Yup and the first sentence says it all:

*"American soccer is not accessible to everyone."*

“I don’t think we have enough people in the federation who understand Hispanic or African-American communities to have conversations with them and make them feel like they’re part of the American soccer community,” says Hugo Perez. He would know — he’s a Salvadoran-American former United States men’s national team player and former youth national team coach. “When I tried to do that it was difficult because I didn’t feel I had full backing.”

All across the country, there are thousands of talented youth soccer players who never get spotted by the professional soccer apparatus. Whether it’s due to where they live, a lack of financial resources, or both, these players never get to show their skills in front of the right coaches or scouts. Perhaps more concerning, many of the disadvantaged players who do find their way into the American soccer system against the odds eventually leave it after discovering they’re not valued as highly as players who were on a path towards a place in the Development Academy — the league for U.S. Soccer’s designated elite youth soccer clubs — from a young age.

These issues have been apparent for decades, but are regularly swept under the rug by everyone — U.S. Soccer, MLS, fans, and media alike — for two big reasons. One, they’re very difficult problems to solve in a country as expansive as the United States, and it always seemed like plenty of people were working in good faith to solve them. Two, the national teams performed well enough for U.S. Soccer to sell everyone on progress."

....American soccer executives simply don’t care about Hispanic talent, which is worse than being incompetent. They systematically ignore large groups of young Hispanic players even though another organization, Sueño Alianza, does most of the work of locating and identifying the talent for them. These are players who could help MLS clubs and U.S. youth national teams, but for a decade, those organizations weren’t interested. Their reasoning is almost impossible to discern.

When asked why U.S. Soccer and MLS clubs struggle to cast a wide net in their search for talent, ESPN soccer analyst and former United States men’s national team player Herculez Gomez was unequivocal: “It’s guidance. It’s leadership.”

A lot of people occupying powerful positions in American soccer are not making a good faith attempt to recruit the best talent possible. The USMNT is not getting better. For those reasons alone, American soccer needs new leaders.
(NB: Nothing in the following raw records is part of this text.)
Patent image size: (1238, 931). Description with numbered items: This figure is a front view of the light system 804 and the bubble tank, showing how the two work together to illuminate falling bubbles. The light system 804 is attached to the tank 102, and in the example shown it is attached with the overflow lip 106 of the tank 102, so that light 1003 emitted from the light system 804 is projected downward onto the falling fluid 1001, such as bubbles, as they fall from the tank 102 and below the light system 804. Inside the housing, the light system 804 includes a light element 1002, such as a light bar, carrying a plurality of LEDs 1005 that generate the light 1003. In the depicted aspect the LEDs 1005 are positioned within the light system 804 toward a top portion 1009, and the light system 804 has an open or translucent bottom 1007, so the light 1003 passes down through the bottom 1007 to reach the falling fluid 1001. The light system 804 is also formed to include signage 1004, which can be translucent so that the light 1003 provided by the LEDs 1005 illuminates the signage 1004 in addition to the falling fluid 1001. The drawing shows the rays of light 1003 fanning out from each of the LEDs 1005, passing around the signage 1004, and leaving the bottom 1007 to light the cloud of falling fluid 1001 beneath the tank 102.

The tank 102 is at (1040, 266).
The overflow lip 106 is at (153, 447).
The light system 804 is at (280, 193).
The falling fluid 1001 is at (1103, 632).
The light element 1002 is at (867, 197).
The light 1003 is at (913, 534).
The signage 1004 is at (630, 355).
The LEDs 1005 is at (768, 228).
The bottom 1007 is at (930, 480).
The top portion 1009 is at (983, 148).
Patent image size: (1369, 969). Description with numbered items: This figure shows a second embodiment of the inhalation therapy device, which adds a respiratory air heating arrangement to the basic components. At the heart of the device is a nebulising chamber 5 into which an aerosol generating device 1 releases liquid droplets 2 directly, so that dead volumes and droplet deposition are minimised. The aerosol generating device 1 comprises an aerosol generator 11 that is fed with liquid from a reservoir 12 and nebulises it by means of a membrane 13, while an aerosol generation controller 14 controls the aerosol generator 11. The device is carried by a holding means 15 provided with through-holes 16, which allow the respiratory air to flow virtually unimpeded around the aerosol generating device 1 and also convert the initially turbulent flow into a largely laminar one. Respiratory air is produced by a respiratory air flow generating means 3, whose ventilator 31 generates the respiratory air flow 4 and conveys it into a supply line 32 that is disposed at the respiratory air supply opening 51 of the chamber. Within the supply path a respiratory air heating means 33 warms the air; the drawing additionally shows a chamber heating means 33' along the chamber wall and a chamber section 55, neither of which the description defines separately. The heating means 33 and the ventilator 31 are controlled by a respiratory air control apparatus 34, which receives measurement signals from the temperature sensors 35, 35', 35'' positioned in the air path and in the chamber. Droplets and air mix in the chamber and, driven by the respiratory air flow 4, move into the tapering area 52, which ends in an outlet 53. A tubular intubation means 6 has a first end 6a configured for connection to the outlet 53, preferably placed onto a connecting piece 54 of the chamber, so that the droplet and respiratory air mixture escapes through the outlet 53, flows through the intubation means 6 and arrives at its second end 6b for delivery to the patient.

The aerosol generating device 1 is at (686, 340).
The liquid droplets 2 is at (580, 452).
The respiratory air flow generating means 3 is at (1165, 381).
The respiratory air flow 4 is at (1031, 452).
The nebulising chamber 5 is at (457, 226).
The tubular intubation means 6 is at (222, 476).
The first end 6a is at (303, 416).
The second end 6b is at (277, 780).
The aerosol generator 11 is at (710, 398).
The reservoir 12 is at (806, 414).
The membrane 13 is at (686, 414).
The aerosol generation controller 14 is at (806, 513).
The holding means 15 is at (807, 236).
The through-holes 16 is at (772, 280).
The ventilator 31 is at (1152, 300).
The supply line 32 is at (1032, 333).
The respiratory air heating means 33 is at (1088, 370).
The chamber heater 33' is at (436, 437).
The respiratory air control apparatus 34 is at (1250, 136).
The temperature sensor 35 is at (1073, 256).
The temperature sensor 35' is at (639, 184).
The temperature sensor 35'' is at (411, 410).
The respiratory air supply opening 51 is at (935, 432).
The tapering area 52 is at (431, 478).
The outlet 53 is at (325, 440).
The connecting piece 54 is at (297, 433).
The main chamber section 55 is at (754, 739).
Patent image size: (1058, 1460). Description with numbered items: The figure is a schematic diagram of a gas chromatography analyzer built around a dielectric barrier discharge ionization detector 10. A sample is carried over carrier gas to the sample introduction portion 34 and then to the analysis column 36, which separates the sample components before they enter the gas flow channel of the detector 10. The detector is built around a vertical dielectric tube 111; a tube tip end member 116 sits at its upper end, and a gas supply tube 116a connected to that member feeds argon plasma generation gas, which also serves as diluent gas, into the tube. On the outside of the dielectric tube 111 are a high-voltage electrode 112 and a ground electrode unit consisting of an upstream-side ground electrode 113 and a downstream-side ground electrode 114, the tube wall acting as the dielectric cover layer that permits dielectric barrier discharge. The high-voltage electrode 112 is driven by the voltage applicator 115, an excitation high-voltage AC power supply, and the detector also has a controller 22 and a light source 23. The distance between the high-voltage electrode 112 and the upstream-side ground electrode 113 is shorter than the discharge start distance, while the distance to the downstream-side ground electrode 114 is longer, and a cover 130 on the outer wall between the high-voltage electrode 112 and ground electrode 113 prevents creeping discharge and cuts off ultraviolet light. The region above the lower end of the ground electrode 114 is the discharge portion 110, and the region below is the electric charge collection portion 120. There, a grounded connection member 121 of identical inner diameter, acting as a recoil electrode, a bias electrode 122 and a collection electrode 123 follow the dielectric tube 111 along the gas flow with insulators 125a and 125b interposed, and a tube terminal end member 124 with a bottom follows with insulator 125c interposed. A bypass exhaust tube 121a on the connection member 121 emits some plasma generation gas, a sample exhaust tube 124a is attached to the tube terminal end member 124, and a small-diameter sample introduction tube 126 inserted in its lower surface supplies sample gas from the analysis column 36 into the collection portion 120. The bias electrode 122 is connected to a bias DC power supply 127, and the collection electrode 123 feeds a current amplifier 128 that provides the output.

When there is actually *one *Spanish speaking scout full time working for the ussda/sf you no there is a problem.  The good ole' boy network of selecting players heavily influenced by insiders needs to change now.


----------



## JJP (Jan 18, 2018)

There is a ridiculous amount of politics in soccer at every level and in every nation.


----------



## Vin (Jan 18, 2018)

JJP said:


> There is a ridiculous amount of politics in soccer at every level and in every nation.



Dilly dilly!


----------